Olayda da, davacının paydaşı bulunduğu, 38 sayılı kadastro parselinin 6785 sayılı Yasanın 1605 sayılı Yasa ile değişik 42.maddesi uyarınca düzenlemeye tabi tutulduğu, düzenleme sonucunda %1 oranında düzenleme ortaklık payı alındıktan sonra kalan 93 m2’lik yere karşılık, kadastro parselinin bulunduğu yerde 9303 sayılı imar adasındaki 99 m2 alanlı 18 sayılı imar parselinden pay verildiği, mevcut binanın yeni parselde aynen korunduğu dosyanın incelenmesinden anlaşılmış olup, dava konusu parselasyon işleminde imar mevzuatına aykırılık bulunmamaktadır.
İdare Mahkemesince davacının paydaşı bulunduğu, üzerinde beş katlı bina bulunan 38 sayılı kadastro parselinin müstakil imar parseli olarak düzenlenerek parsel sahiplerine verilmesinde yasal yönden her hangi bir sakınca bulunmadığı sonucuna varıldığı gerekçesiyle parselasyon planının davacının paydaşı bulunduğu taşınmazla ilgili bölümünün iptaline karar verilmişse de, düzenleme sahasında 96 m2’den daha küçük parsel oluşturulmadığından ve 38 sayılı kadastro parselinin müstakil imar parseli olarak düzenlenmesi halinde 89 ada, 49 sayılı kadastro parselinin imar planında belirtilmiş olan kullanma şekline sokulması mümkün olamıyacağından anılan mahkeme kararında isabet görülmemiştir.
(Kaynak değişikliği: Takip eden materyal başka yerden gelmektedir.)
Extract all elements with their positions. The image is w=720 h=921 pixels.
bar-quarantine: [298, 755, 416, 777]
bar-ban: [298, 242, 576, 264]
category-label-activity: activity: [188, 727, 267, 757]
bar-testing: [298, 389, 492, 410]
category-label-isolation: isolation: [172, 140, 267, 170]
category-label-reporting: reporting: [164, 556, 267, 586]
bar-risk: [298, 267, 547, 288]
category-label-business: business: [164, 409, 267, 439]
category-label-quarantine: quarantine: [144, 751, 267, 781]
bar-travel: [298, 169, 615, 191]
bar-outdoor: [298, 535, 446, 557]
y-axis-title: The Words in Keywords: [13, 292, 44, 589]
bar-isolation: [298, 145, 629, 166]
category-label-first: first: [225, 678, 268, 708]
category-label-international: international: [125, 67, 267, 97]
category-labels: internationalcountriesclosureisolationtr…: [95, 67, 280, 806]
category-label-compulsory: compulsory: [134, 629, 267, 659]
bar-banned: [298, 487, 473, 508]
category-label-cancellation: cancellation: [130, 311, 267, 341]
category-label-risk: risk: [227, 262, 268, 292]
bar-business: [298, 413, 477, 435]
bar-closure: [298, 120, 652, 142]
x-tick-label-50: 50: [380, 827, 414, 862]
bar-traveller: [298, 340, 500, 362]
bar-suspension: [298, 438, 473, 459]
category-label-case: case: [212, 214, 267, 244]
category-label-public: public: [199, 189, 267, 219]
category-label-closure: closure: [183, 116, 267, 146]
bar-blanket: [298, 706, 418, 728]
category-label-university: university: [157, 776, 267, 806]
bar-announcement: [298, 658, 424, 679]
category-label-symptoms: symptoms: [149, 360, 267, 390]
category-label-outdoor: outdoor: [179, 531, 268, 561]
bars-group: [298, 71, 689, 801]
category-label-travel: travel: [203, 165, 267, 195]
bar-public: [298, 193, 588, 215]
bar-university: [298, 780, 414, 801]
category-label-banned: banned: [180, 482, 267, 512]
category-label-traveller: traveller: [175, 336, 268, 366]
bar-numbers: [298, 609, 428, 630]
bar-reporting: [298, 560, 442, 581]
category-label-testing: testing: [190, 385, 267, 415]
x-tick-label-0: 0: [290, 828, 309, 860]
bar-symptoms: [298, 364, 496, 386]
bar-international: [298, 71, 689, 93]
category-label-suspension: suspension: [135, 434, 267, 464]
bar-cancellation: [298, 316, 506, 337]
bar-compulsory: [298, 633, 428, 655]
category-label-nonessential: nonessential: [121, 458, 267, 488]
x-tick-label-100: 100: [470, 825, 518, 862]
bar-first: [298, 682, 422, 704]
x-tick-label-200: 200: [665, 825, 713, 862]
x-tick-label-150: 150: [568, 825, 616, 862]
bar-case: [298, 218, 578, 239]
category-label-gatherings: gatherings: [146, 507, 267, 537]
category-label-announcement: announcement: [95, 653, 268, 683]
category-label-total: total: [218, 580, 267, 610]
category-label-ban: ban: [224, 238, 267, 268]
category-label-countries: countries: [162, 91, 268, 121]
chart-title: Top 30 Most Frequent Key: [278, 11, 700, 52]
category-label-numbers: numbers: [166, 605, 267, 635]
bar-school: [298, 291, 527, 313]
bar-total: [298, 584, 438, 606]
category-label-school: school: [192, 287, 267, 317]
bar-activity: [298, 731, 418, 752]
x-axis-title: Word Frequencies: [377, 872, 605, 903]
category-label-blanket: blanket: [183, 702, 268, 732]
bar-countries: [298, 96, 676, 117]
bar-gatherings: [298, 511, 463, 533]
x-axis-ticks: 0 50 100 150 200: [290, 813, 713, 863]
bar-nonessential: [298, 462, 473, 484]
Açıklanan nedenlerle temyize konu İdare Mahkemesi kararının bozulmasına, uyuşmazlığın niteliği ve dava dosyasında yer alan bilgi ve belgeler dava hakkında karar vermeye yeterli görüldüğünden 2577 sayılı İdari Yargılama Usulü Kanununun 49.maddesinin 2.bendi uyarınca incelenen davanın yukarıda belirtilen nedenlerle reddine karar verildi.